Rz. 45
Für die wirtschaftliche Einheit eines Grundstücks, dessen Gebäude, Gebäudeteile und Anlagen dem Zivilschutz dienen, kann – wie bei allen anderen Grundstücken – im Rahmen der Grundsteuerbewertung nach dem Bundesmodell kein Nachweis eines niedrigeren gemeinen Wertes geführt werden. Anders als beispielsweise bei der Grundbesitzbewertung (vgl. § 198 BewG) ist es gesetzlich nicht vorgesehen, dass der Steuerpflichtige den Nachweis eines niedrigeren gemeinen Werts führen kann, d.h. es gibt keine Escape-Klausel.
Rz. 46
Da keine gesetzliche Möglichkeit zum Nachweis eines niedrigeren gemeinen Werts bei der Grundsteuerbewertung aufgenommen wurde, bleiben mögliche Entscheidungen der Gerichte zur Verletzung des grundgesetzlichen Übermaßverbots abzuwarten (vgl. dazu z.B. Urteil des BFH vom 30.1.2019).
Rz. 47
Ein Verstoß gegen das Übermaßverbot liegt nach der Rechtsprechung vor, wenn die Folgen einer schematisierenden Bewertung extrem über das normale Maß hinausgehen.
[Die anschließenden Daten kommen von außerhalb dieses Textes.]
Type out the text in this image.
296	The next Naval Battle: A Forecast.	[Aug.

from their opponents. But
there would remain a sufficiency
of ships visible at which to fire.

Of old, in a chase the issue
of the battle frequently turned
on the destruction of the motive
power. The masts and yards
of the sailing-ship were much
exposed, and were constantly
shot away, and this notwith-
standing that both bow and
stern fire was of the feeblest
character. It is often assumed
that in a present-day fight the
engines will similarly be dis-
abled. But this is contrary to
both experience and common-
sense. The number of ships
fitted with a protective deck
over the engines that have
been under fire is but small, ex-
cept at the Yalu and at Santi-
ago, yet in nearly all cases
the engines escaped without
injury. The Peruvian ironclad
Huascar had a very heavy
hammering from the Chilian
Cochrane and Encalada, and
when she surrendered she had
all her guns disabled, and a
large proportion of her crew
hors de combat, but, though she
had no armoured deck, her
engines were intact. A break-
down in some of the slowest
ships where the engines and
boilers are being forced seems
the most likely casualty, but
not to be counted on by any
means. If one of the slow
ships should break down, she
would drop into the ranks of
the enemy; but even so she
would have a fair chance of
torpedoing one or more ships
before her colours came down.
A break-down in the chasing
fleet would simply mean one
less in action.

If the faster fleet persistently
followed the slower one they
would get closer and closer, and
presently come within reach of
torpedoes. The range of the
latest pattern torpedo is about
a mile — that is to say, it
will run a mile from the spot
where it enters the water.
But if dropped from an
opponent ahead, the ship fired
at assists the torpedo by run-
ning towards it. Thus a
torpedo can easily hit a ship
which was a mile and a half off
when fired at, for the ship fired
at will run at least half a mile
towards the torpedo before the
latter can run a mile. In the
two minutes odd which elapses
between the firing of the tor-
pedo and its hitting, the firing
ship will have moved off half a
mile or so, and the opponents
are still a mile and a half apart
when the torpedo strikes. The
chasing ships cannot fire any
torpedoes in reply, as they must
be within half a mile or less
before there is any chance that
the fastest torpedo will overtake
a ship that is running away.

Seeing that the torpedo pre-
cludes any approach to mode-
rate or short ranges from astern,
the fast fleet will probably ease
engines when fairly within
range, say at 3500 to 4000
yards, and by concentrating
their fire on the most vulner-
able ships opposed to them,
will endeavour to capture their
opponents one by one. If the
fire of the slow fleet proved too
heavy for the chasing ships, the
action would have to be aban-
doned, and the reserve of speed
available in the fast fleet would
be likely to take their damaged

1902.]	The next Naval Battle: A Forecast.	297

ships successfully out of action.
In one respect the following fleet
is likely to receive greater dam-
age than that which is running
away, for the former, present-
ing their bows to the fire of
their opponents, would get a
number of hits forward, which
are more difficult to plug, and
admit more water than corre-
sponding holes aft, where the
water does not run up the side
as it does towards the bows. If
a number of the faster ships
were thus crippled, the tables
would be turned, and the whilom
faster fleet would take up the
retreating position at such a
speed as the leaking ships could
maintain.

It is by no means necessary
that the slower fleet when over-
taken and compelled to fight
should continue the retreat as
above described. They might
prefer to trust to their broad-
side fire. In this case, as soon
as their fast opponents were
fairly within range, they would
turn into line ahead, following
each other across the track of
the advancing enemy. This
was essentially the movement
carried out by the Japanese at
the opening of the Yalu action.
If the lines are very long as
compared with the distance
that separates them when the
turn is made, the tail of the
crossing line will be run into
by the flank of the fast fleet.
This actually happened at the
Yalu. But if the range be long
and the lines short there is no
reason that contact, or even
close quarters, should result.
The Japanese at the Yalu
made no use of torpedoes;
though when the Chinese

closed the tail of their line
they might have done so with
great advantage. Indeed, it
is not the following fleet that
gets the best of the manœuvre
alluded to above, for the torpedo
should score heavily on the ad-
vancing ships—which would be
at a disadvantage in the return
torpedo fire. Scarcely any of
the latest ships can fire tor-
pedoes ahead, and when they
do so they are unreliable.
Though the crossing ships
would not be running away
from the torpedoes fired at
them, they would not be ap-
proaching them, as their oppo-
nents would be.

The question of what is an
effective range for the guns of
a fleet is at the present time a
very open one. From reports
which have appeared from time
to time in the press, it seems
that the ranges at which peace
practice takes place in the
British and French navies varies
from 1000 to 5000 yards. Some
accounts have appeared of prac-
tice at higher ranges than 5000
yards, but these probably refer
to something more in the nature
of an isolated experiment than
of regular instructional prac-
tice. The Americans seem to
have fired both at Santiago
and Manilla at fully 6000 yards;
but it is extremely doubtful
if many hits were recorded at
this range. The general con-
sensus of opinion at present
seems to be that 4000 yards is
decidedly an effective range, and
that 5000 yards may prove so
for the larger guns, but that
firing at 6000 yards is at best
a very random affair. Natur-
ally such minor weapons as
Extrem über das normale Maß hinaus geht beispielsweise das 3-fache des gemeinen Werts bzw. das rund 1,4-fache eines sich aus dem Bodenrichtwert errechneten Verkehrswerts. Eine Bewertungsdifferenz von 10 % ist hingegen als Folge der typisierenden Bewertungsmethode aufgrund der mit der Wertschätzung verbundenen Ungenauigkeit hinzunehmen.
Rz. 48
Der BFH hat mit Urteil vom 30.1.2019 in einem weiteren Fall seine Rechtsprechung zum grundgesetzlichen Übermaßverbot bestätigt. Weist der Steuerpflichtige nach, dass der gemeine Wert, der kurze Zeit nach dem Erbanfall im gewöhnlichen Geschäftsverkehr veräußerten land- und forstwirtschaftlich genutzten Flächen wesentlich niedriger ist als der nach § 166 BewG ermittelte Liquidationswert, kann der niedrigere gemeine Wert als Grundbesitzwert für Zwecke der Erbschaftsteuer festgestellt werden. Im Streitfall betrug der vom Finanzamt nach § 166 Abs. 2 Nr. 1 BewG ermittelte und angesetzte Wert das 1,55-fache des durch den zeitnahen Verkauf nachgewiesenen tatsächlich erzielten Veräußerungserlöses.
Rz. 49
Um einen Verstoß gegen das grundgesetzliche Übermaßverbot zu verhindern, ist nach Auffassung des BFH der Nachweis eines niedrigeren gemeinen Werts bei verfassungskonformer Auslegung auch dann geboten, wenn er nach dem Wortlaut des Bewertungsgesetzes nicht vorgesehen ist. Diese ursprünglich zur pauschalierten Bewertung von erbbaurechtsbelasteten Grundstücken ergangene Rechtsprechung gilt auch dann, wenn der Steuerpflichtige ein Grundstück aus einem land- und forstwirtschaftlichen Betrieb nach dem Bewertungsstichtag veräußert hat und der Wert für dieses Grundstück nach § 166 Abs. 2 BewG zu ermitteln ist (vgl. hierzu die Kommentierung zu § 166 BewG Rz. 29). Aufgrund des greifenden Übermaßverbots war der Grundbesitzwert in dem o.g. Fall (nur) in Höhe des Veräußerungserlöses anzusetzen.
Rz. 50
Vergleichbare Anwendungsfälle sind auch bei der Grundsteuerbewertung des Grundvermögens denkbar. Mögliche Klageverfahren bleiben abzuwarten.